Un evento caratterizzato da una componente moltiplicativa, ossia in grado di diffondersi rapidamente su larga scala. L’aspetto più importante da tenere presente è che il principio di precauzione è pensato per le situazioni di incertezza, in cui non è possibile stabilire a priori le conseguenze di una decisione o non si è in grado di attribuire a tali conseguenze una qualche probabilità. In altre parole, non si è capaci di quantificare il rischio, né di classificarlo, rendendo in pratica inutile l’analisi costi-benefici, senza neppure arrivare agli esiti estremi del “teorema triste” di Martin Weitzman. È opportuno sottolineare che tale incapacità è spesso hic et nunc, ossia legata a una momentanea assenza di informazioni, dati e teorie, ricordandosi sempre che l’assenza di evidenza non implica l’evidenza di assenza (errore molto comune a livello politico). Tutto questo significa che decisioni ispirate al principio di precauzione dovrebbero essere riconsiderate frequentemente, valutando così la possibilità di mantenerle o di superarle, con l’aggiunta che l’onere della prova dovrebbe ricadere su coloro che propongono una determinata scelta (compresa quella di non agire, che è sempre una forma di agire).

 

L’attuale pandemia rappresenta un esempio di scuola.

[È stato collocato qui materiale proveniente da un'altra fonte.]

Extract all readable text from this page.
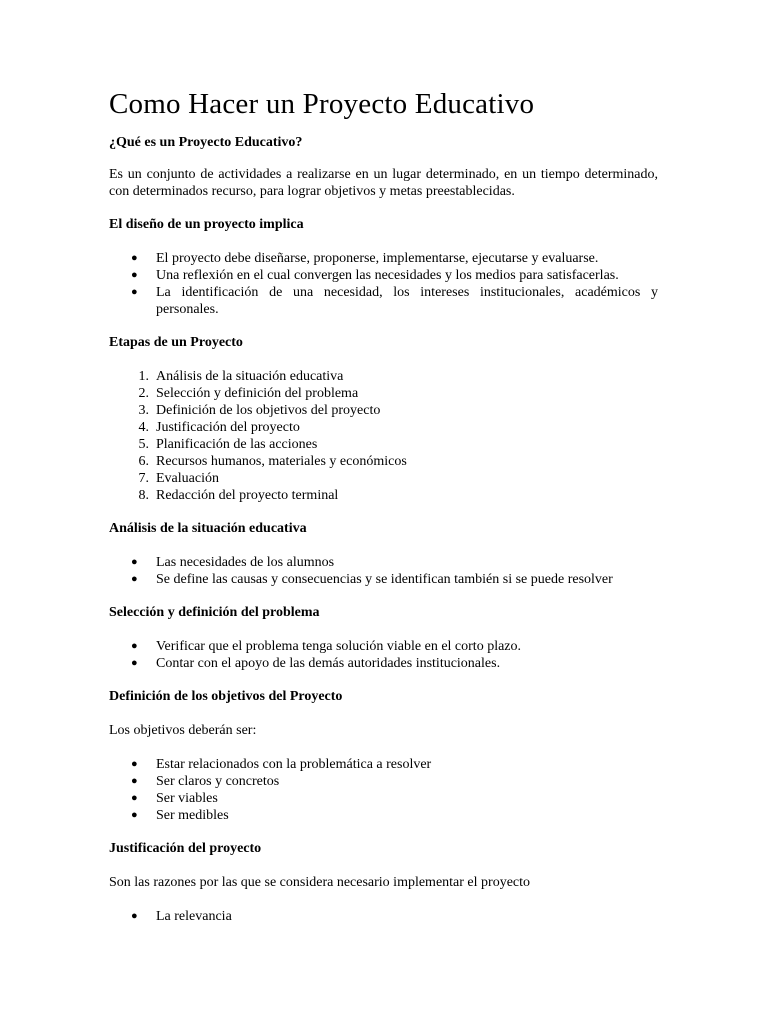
Como Hacer un Proyecto Educativo

¿Qué es un Proyecto Educativo?

Es un conjunto de actividades a realizarse en un lugar determinado, en un tiempo determinado, con determinados recurso, para lograr objetivos y metas preestablecidas.

El diseño de un proyecto implica

● El proyecto debe diseñarse, proponerse, implementarse, ejecutarse y evaluarse.
● Una reflexión en el cual convergen las necesidades y los medios para satisfacerlas.
● La identificación de una necesidad, los intereses institucionales, académicos y personales.

Etapas de un Proyecto

1. Análisis de la situación educativa
2. Selección y definición del problema
3. Definición de los objetivos del proyecto
4. Justificación del proyecto
5. Planificación de las acciones
6. Recursos humanos, materiales y económicos
7. Evaluación
8. Redacción del proyecto terminal

Análisis de la situación educativa

● Las necesidades de los alumnos
● Se define las causas y consecuencias y se identifican también si se puede resolver

Selección y definición del problema

● Verificar que el problema tenga solución viable en el corto plazo.
● Contar con el apoyo de las demás autoridades institucionales.

Definición de los objetivos del Proyecto

Los objetivos deberán ser:

● Estar relacionados con la problemática a resolver
● Ser claros y concretos
● Ser viables
● Ser medibles

Justificación del proyecto

Son las razones por las que se considera necesario implementar el proyecto

● La relevancia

Nelle fasi iniziali, la mancanza di dati attendibili, l’effetto sorpresa e il timore per gli esiti nefasti (basato anche sulla nostra conoscenza storica di eventi simili, che sappiamo essere in grado di generare un numero di vittime elevato con una probabilità tutt’altro che irrisoria) hanno giustamente consigliato a diversi Stati il ricorso al principio di precauzione, tradottosi il più delle volte nella scelta di un lockdown generalizzato, anche se con qualche nota eccezione come quella svedese. Lo scopo del lockdown era, infatti, quello di ragionare a bocce ferme e di minimizzare i danni, mentre si cercava di capire il da farsi e si raccoglievano informazioni. Col passare del tempo, i diversi Stati hanno iniziato a sviluppare strategie differenti, utilizzando le nuove evidenze. Questo ha in taluni casi portato a nuovi lockdown, che non sono però più ascrivibili al principio di precauzione in quanto tale, quanto piuttosto sono il risultato della scelta di un determinato modello epidemiologico (nel migliore dei casi).

 

 

Sempre in ambito pandemico, un abuso del principio di precauzione è, invece, quello legato alla discussione sui vaccini. Benché sia innegabile che ogni vaccino possa avere effetti negativi per il singolo, tali effetti, per quanto debbano essere contenuti, non hanno carattere moltiplicativo e sistemico (anzi, è l’effetto positivo del vaccino ad essere sistemico!). In altre parole, gli effetti collaterali che possono colpire un dato individuo non si propagano a terzi, cosa che invece accade con una malattia infettiva. Ed è questo il motivo per cui risulta sciocco e metodologicamente errato comparare il rischio di contrarre il Covid19 con quello di essere mangiati da uno squalo o colpiti da un fulmine. Il primo è un evento generatore di contagio, con effetti a carattere sociale, i secondi no (hanno una componente additiva, ma non moltiplicativa). Esiste cioè, e lo sappiamo bene, il rischio di una pandemia da Covid19, che i vaccini ci aiutano a contrastare, mentre ci sentiamo di escludere quello di pandemie da squali e saette, al di fuori di Hollywood naturalmente.